Chronic kidney disease% of hypertension patients
Glomerular diseases
Segmental and focal glomerulosclerosis
Membranoproliferative glomerulonephritis
Diabetic nephropathy
Membranous nephropathy
Mesangial proliferative glomerulonephritis
IgA nephropathy
Minimal change disease
75–80
65–70
65–70
40–50
35–40
30
20–30
Polycystic kidney disease60
Chronic interstitial nephritis35

Table 1.

Hypertension prevalence in CKD patients.

The evidence supports that the prevalence of hypertension increases as kidney function deteriorates in CRD, with a progressive decrease in the glomerular filtration rate [5].

Several studies have shown that hypertension is an independent risk factor for end-stage renal disease (ESRD), contributing to the disease itself and its progression [6, 7].

Cardiovascular disease is the leading cause of death in CKD, which in turn, increases the risk of long-term cardiovascular events [8].

When compared to the general population, the prevalence of hypertension is higher in people with CKD, constituting the factor with the greatest impact on the progression and outcome of kidney disease [9].

It is not yet known the exact mechanism that causes hypertension in CKD, nor has been isolated any factor responsible for its establishment. It is theorized that there are several mechanisms that, acting together, contribute to increased blood pressure, such as the progressive loss of sodium excretion with the consequent volume overload, the excessive activity of the renin-angiotensin system, the disproportionate increase in sympathetic activity, secondary hyperparathyroidism, the reduction of nitric oxide synthesis and the high endothelin levels, among others [10, 11].

Observational studies report an increased risk of development and rapid progression of CKD in cases of uncontrolled blood pressure [12].

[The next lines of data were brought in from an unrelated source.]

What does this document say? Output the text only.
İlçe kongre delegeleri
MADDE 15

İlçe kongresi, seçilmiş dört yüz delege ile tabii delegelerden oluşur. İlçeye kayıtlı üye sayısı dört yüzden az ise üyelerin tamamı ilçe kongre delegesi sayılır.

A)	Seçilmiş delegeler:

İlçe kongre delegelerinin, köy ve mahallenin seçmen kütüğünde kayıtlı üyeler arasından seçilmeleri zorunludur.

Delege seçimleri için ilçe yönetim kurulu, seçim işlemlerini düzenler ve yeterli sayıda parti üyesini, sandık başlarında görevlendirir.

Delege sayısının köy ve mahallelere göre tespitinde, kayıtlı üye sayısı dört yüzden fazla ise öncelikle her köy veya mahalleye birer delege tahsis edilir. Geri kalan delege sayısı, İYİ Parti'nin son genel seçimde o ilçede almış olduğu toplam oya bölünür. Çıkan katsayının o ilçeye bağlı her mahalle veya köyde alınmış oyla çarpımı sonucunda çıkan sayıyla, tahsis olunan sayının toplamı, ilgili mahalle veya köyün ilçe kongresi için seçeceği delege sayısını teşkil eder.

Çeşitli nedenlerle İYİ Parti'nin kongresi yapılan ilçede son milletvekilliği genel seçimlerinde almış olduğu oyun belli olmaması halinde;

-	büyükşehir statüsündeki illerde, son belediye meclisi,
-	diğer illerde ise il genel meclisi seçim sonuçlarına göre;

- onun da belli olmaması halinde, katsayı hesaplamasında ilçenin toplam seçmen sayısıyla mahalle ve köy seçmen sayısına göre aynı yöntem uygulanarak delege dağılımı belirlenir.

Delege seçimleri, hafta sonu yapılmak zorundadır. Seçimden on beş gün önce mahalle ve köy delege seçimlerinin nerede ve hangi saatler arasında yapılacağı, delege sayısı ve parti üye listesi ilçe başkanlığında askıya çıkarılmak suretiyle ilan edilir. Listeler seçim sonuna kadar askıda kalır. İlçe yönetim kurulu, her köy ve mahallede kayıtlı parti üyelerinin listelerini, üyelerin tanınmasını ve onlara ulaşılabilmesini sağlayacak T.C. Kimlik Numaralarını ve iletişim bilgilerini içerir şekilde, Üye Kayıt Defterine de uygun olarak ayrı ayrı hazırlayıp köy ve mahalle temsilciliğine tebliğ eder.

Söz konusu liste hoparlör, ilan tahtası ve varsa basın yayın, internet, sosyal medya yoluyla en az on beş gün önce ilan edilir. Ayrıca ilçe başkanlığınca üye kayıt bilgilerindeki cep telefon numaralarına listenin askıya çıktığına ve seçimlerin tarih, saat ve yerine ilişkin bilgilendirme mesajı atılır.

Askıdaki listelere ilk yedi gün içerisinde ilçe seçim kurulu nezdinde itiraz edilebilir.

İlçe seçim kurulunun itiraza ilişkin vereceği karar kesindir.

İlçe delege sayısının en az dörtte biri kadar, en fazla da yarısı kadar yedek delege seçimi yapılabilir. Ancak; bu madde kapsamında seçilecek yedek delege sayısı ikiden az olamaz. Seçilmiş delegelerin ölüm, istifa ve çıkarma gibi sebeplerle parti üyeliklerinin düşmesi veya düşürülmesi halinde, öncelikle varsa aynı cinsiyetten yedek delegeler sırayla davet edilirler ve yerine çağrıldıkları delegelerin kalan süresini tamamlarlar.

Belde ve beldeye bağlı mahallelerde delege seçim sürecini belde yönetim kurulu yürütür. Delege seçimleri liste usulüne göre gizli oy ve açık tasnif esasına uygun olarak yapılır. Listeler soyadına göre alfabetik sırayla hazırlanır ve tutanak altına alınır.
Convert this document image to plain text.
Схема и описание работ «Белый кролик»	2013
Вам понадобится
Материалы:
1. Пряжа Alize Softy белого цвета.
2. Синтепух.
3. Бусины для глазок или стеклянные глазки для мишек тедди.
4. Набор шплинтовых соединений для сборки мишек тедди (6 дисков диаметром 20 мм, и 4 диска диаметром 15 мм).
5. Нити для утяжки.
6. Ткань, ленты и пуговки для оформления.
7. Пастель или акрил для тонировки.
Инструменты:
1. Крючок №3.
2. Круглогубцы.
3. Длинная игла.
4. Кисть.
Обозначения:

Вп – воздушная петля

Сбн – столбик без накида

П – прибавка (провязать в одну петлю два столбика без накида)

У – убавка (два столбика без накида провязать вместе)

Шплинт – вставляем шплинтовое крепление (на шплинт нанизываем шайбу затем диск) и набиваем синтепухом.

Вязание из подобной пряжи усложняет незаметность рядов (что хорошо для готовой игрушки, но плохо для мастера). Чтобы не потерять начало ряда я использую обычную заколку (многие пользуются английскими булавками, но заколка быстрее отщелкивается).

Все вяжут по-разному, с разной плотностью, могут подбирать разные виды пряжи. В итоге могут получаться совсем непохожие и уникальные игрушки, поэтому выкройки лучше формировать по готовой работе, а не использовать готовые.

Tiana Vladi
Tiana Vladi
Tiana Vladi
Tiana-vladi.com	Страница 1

Failure to treat hypertension is associated with harmful effects such as left ventricular hypertrophy, dilated cardiomyopathy and accelerated deterioration of renal function, among other causes [10].

According to Kidney Disease Improving Global Outcomes (KDIGO), international organizations (such as National Kidney Foundation Kidney Disease Outcomes Quality Initiative - NKF KDODQI; Eighth Joint National Committee published - JNC 8) committed to the prevention and treatment of hypertension recommend non-pharmacological measures along with pharmacological measures in the prevention and treatment of this disease [13, 14].

According to these organizations, health professionals are responsible for early detection of the disease and monitoring of risk factors.

The disease can progress slowly due to the gradual loss of the nephrons, and in its initial stages it goes unnoticed, only being identified when symptoms appear.

The purpose of screening and monitoring the disease in the early stages is to delay its progression to ESRD, a condition that leads to the need for renal replacement therapy.

Only a minority of patients with hypertension have blood pressure within the accepted target values (systolic blood pressure less than 140 mmHg, diastolic blood pressure less than 90 mmHg). The main causes for the lack of blood pressure control are related to low knowledge of the problem and lack of screening for hypertension in the population [15].

In the context of non-pharmacological measures, European Society of Cardiology makes clear the urgent need to promote preventive actions, mentioning that blood pressure measurement is a simple, non-invasive and low-cost technique, especially if considering the costs of treating hypertension and associated complications.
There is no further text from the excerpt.